In response to a question about the state’s use of mostly palm trees at interstate highway interchanges, Dr. Koeser responded he has worked with the Florida Department of Transportation on its tree maintenance efforts, but was not involved in the initial establishment of their roadside plantings.
“There is a balance that needs to be struck between design aesthetics and diversity,” he stated in an email. “As we continue our efforts we will continue to reach out to landscape architects to show them the risks associated with the continued use of large blocks of the same species.
“This dependence on a small subset of trees is largely driven by market forces, public policy and a lack of familiarity surrounding underused tree species,” Dr. Koeser stated in the release. “This often results in tree loss and reductions in the air filtering and shading services they provide.”
Other losses include:
•Removing trees. With tree loss can come loss of canopy, which translates to an increase in problems like urban heat island effect as well as stormwater flooding.
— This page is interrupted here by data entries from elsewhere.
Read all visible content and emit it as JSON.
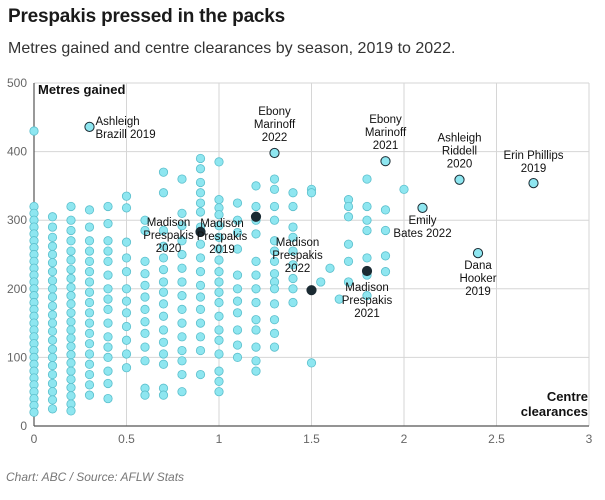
{
  "header": {
    "title": "Prespakis pressed in the packs",
    "subtitle": "Metres gained and centre clearances by season, 2019 to 2022."
  },
  "footer": {
    "source": "Chart: ABC / Source: AFLW Stats"
  },
  "colors": {
    "point_fill": "#8ee6f0",
    "point_stroke": "#5bbfcc",
    "highlight": "#1b2b33",
    "grid": "#d6d6d6"
  },
  "chart_data": {
    "type": "scatter",
    "title": "Prespakis pressed in the packs",
    "xlabel": "Centre clearances",
    "ylabel": "Metres gained",
    "xlim": [
      0,
      3
    ],
    "ylim": [
      0,
      500
    ],
    "x_ticks": [
      "0",
      "0.5",
      "1",
      "1.5",
      "2",
      "2.5",
      "3"
    ],
    "y_ticks": [
      "0",
      "100",
      "200",
      "300",
      "400",
      "500"
    ],
    "grid": true,
    "points": [
      [
        0,
        430
      ],
      [
        0,
        320
      ],
      [
        0,
        310
      ],
      [
        0,
        300
      ],
      [
        0,
        290
      ],
      [
        0,
        280
      ],
      [
        0,
        270
      ],
      [
        0,
        260
      ],
      [
        0,
        250
      ],
      [
        0,
        240
      ],
      [
        0,
        230
      ],
      [
        0,
        220
      ],
      [
        0,
        210
      ],
      [
        0,
        200
      ],
      [
        0,
        190
      ],
      [
        0,
        180
      ],
      [
        0,
        170
      ],
      [
        0,
        160
      ],
      [
        0,
        150
      ],
      [
        0,
        140
      ],
      [
        0,
        130
      ],
      [
        0,
        120
      ],
      [
        0,
        110
      ],
      [
        0,
        100
      ],
      [
        0,
        90
      ],
      [
        0,
        80
      ],
      [
        0,
        70
      ],
      [
        0,
        60
      ],
      [
        0,
        50
      ],
      [
        0,
        40
      ],
      [
        0,
        30
      ],
      [
        0,
        20
      ],
      [
        0.1,
        305
      ],
      [
        0.1,
        290
      ],
      [
        0.1,
        275
      ],
      [
        0.1,
        262
      ],
      [
        0.1,
        250
      ],
      [
        0.1,
        238
      ],
      [
        0.1,
        225
      ],
      [
        0.1,
        212
      ],
      [
        0.1,
        200
      ],
      [
        0.1,
        188
      ],
      [
        0.1,
        175
      ],
      [
        0.1,
        162
      ],
      [
        0.1,
        150
      ],
      [
        0.1,
        138
      ],
      [
        0.1,
        125
      ],
      [
        0.1,
        112
      ],
      [
        0.1,
        100
      ],
      [
        0.1,
        88
      ],
      [
        0.1,
        75
      ],
      [
        0.1,
        62
      ],
      [
        0.1,
        50
      ],
      [
        0.1,
        38
      ],
      [
        0.1,
        25
      ],
      [
        0.2,
        320
      ],
      [
        0.2,
        300
      ],
      [
        0.2,
        285
      ],
      [
        0.2,
        270
      ],
      [
        0.2,
        255
      ],
      [
        0.2,
        242
      ],
      [
        0.2,
        228
      ],
      [
        0.2,
        215
      ],
      [
        0.2,
        202
      ],
      [
        0.2,
        190
      ],
      [
        0.2,
        178
      ],
      [
        0.2,
        165
      ],
      [
        0.2,
        152
      ],
      [
        0.2,
        140
      ],
      [
        0.2,
        128
      ],
      [
        0.2,
        116
      ],
      [
        0.2,
        104
      ],
      [
        0.2,
        92
      ],
      [
        0.2,
        80
      ],
      [
        0.2,
        68
      ],
      [
        0.2,
        56
      ],
      [
        0.2,
        44
      ],
      [
        0.2,
        32
      ],
      [
        0.2,
        22
      ],
      [
        0.3,
        315
      ],
      [
        0.3,
        290
      ],
      [
        0.3,
        270
      ],
      [
        0.3,
        255
      ],
      [
        0.3,
        240
      ],
      [
        0.3,
        225
      ],
      [
        0.3,
        210
      ],
      [
        0.3,
        195
      ],
      [
        0.3,
        180
      ],
      [
        0.3,
        165
      ],
      [
        0.3,
        150
      ],
      [
        0.3,
        135
      ],
      [
        0.3,
        120
      ],
      [
        0.3,
        105
      ],
      [
        0.3,
        90
      ],
      [
        0.3,
        75
      ],
      [
        0.3,
        60
      ],
      [
        0.3,
        45
      ],
      [
        0.4,
        320
      ],
      [
        0.4,
        295
      ],
      [
        0.4,
        270
      ],
      [
        0.4,
        255
      ],
      [
        0.4,
        240
      ],
      [
        0.4,
        220
      ],
      [
        0.4,
        200
      ],
      [
        0.4,
        185
      ],
      [
        0.4,
        170
      ],
      [
        0.4,
        150
      ],
      [
        0.4,
        130
      ],
      [
        0.4,
        115
      ],
      [
        0.4,
        100
      ],
      [
        0.4,
        80
      ],
      [
        0.4,
        62
      ],
      [
        0.4,
        40
      ],
      [
        0.5,
        335
      ],
      [
        0.5,
        318
      ],
      [
        0.5,
        268
      ],
      [
        0.5,
        245
      ],
      [
        0.5,
        225
      ],
      [
        0.5,
        200
      ],
      [
        0.5,
        182
      ],
      [
        0.5,
        165
      ],
      [
        0.5,
        145
      ],
      [
        0.5,
        125
      ],
      [
        0.5,
        105
      ],
      [
        0.5,
        85
      ],
      [
        0.6,
        300
      ],
      [
        0.6,
        285
      ],
      [
        0.6,
        240
      ],
      [
        0.6,
        222
      ],
      [
        0.6,
        205
      ],
      [
        0.6,
        188
      ],
      [
        0.6,
        170
      ],
      [
        0.6,
        152
      ],
      [
        0.6,
        135
      ],
      [
        0.6,
        115
      ],
      [
        0.6,
        95
      ],
      [
        0.6,
        55
      ],
      [
        0.6,
        45
      ],
      [
        0.7,
        370
      ],
      [
        0.7,
        340
      ],
      [
        0.7,
        285
      ],
      [
        0.7,
        262
      ],
      [
        0.7,
        245
      ],
      [
        0.7,
        228
      ],
      [
        0.7,
        210
      ],
      [
        0.7,
        195
      ],
      [
        0.7,
        178
      ],
      [
        0.7,
        160
      ],
      [
        0.7,
        140
      ],
      [
        0.7,
        122
      ],
      [
        0.7,
        105
      ],
      [
        0.7,
        90
      ],
      [
        0.7,
        55
      ],
      [
        0.7,
        45
      ],
      [
        0.8,
        360
      ],
      [
        0.8,
        310
      ],
      [
        0.8,
        292
      ],
      [
        0.8,
        270
      ],
      [
        0.8,
        250
      ],
      [
        0.8,
        230
      ],
      [
        0.8,
        210
      ],
      [
        0.8,
        190
      ],
      [
        0.8,
        170
      ],
      [
        0.8,
        150
      ],
      [
        0.8,
        130
      ],
      [
        0.8,
        110
      ],
      [
        0.8,
        95
      ],
      [
        0.8,
        75
      ],
      [
        0.8,
        50
      ],
      [
        0.9,
        390
      ],
      [
        0.9,
        375
      ],
      [
        0.9,
        355
      ],
      [
        0.9,
        340
      ],
      [
        0.9,
        325
      ],
      [
        0.9,
        312
      ],
      [
        0.9,
        290
      ],
      [
        0.9,
        265
      ],
      [
        0.9,
        245
      ],
      [
        0.9,
        225
      ],
      [
        0.9,
        205
      ],
      [
        0.9,
        188
      ],
      [
        0.9,
        170
      ],
      [
        0.9,
        150
      ],
      [
        0.9,
        130
      ],
      [
        0.9,
        110
      ],
      [
        0.9,
        75
      ],
      [
        1.0,
        385
      ],
      [
        1.0,
        330
      ],
      [
        1.0,
        318
      ],
      [
        1.0,
        308
      ],
      [
        1.0,
        292
      ],
      [
        1.0,
        275
      ],
      [
        1.0,
        258
      ],
      [
        1.0,
        242
      ],
      [
        1.0,
        225
      ],
      [
        1.0,
        210
      ],
      [
        1.0,
        195
      ],
      [
        1.0,
        180
      ],
      [
        1.0,
        160
      ],
      [
        1.0,
        140
      ],
      [
        1.0,
        125
      ],
      [
        1.0,
        105
      ],
      [
        1.0,
        80
      ],
      [
        1.0,
        65
      ],
      [
        1.0,
        50
      ],
      [
        1.1,
        325
      ],
      [
        1.1,
        300
      ],
      [
        1.1,
        282
      ],
      [
        1.1,
        258
      ],
      [
        1.1,
        220
      ],
      [
        1.1,
        200
      ],
      [
        1.1,
        182
      ],
      [
        1.1,
        165
      ],
      [
        1.1,
        140
      ],
      [
        1.1,
        118
      ],
      [
        1.1,
        100
      ],
      [
        1.2,
        350
      ],
      [
        1.2,
        320
      ],
      [
        1.2,
        300
      ],
      [
        1.2,
        280
      ],
      [
        1.2,
        240
      ],
      [
        1.2,
        220
      ],
      [
        1.2,
        200
      ],
      [
        1.2,
        180
      ],
      [
        1.2,
        155
      ],
      [
        1.2,
        140
      ],
      [
        1.2,
        115
      ],
      [
        1.2,
        95
      ],
      [
        1.2,
        80
      ],
      [
        1.3,
        360
      ],
      [
        1.3,
        345
      ],
      [
        1.3,
        320
      ],
      [
        1.3,
        300
      ],
      [
        1.3,
        270
      ],
      [
        1.3,
        255
      ],
      [
        1.3,
        240
      ],
      [
        1.3,
        222
      ],
      [
        1.3,
        210
      ],
      [
        1.3,
        200
      ],
      [
        1.3,
        178
      ],
      [
        1.3,
        155
      ],
      [
        1.3,
        135
      ],
      [
        1.3,
        115
      ],
      [
        1.4,
        340
      ],
      [
        1.4,
        320
      ],
      [
        1.4,
        290
      ],
      [
        1.4,
        275
      ],
      [
        1.4,
        255
      ],
      [
        1.4,
        235
      ],
      [
        1.4,
        215
      ],
      [
        1.4,
        200
      ],
      [
        1.4,
        180
      ],
      [
        1.5,
        345
      ],
      [
        1.5,
        340
      ],
      [
        1.5,
        92
      ],
      [
        1.55,
        210
      ],
      [
        1.6,
        230
      ],
      [
        1.65,
        185
      ],
      [
        1.7,
        330
      ],
      [
        1.7,
        320
      ],
      [
        1.7,
        305
      ],
      [
        1.7,
        265
      ],
      [
        1.7,
        240
      ],
      [
        1.7,
        210
      ],
      [
        1.8,
        360
      ],
      [
        1.8,
        320
      ],
      [
        1.8,
        300
      ],
      [
        1.8,
        285
      ],
      [
        1.8,
        245
      ],
      [
        1.8,
        220
      ],
      [
        1.8,
        190
      ],
      [
        1.9,
        315
      ],
      [
        1.9,
        285
      ],
      [
        1.9,
        248
      ],
      [
        1.9,
        225
      ],
      [
        2.0,
        345
      ]
    ],
    "labelled_points": [
      {
        "name": "Ashleigh Brazill 2019",
        "lines": [
          "Ashleigh",
          "Brazill 2019"
        ],
        "x": 0.3,
        "y": 436,
        "highlight": false
      },
      {
        "name": "Ebony Marinoff 2022",
        "lines": [
          "Ebony",
          "Marinoff",
          "2022"
        ],
        "x": 1.3,
        "y": 398,
        "highlight": false
      },
      {
        "name": "Ebony Marinoff 2021",
        "lines": [
          "Ebony",
          "Marinoff",
          "2021"
        ],
        "x": 1.9,
        "y": 386,
        "highlight": false
      },
      {
        "name": "Ashleigh Riddell 2020",
        "lines": [
          "Ashleigh",
          "Riddell",
          "2020"
        ],
        "x": 2.3,
        "y": 359,
        "highlight": false
      },
      {
        "name": "Erin Phillips 2019",
        "lines": [
          "Erin Phillips",
          "2019"
        ],
        "x": 2.7,
        "y": 354,
        "highlight": false
      },
      {
        "name": "Emily Bates 2022",
        "lines": [
          "Emily",
          "Bates 2022"
        ],
        "x": 2.1,
        "y": 318,
        "highlight": false
      },
      {
        "name": "Dana Hooker 2019",
        "lines": [
          "Dana",
          "Hooker",
          "2019"
        ],
        "x": 2.4,
        "y": 252,
        "highlight": false
      },
      {
        "name": "Madison Prespakis 2019",
        "lines": [
          "Madison",
          "Prespakis",
          "2019"
        ],
        "x": 1.2,
        "y": 305,
        "highlight": true
      },
      {
        "name": "Madison Prespakis 2020",
        "lines": [
          "Madison",
          "Prespakis",
          "2020"
        ],
        "x": 0.9,
        "y": 283,
        "highlight": true
      },
      {
        "name": "Madison Prespakis 2022",
        "lines": [
          "Madison",
          "Prespakis",
          "2022"
        ],
        "x": 1.5,
        "y": 198,
        "highlight": true
      },
      {
        "name": "Madison Prespakis 2021",
        "lines": [
          "Madison",
          "Prespakis",
          "2021"
        ],
        "x": 1.8,
        "y": 226,
        "highlight": true
      }
    ]
  }
}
•Reduced access to greenspace, which is necessary for human health and wellbeing.
To bring different kinds of tree species to cities, Dr. Koeser and a colleague from Iowa State University are working with a $50,000 US Department of Agriculture grant to learn how urban areas across the country use various tree species.
dr Koeser and Grant Thompson, an assistant professor at Iowa State, along with a set of national collaborators, are conducting focus groups. Also, they’re interviewing tree growers, landscape architects, urban foresters, governmental authorities and representatives of government and nonprofit organizations from across the United States.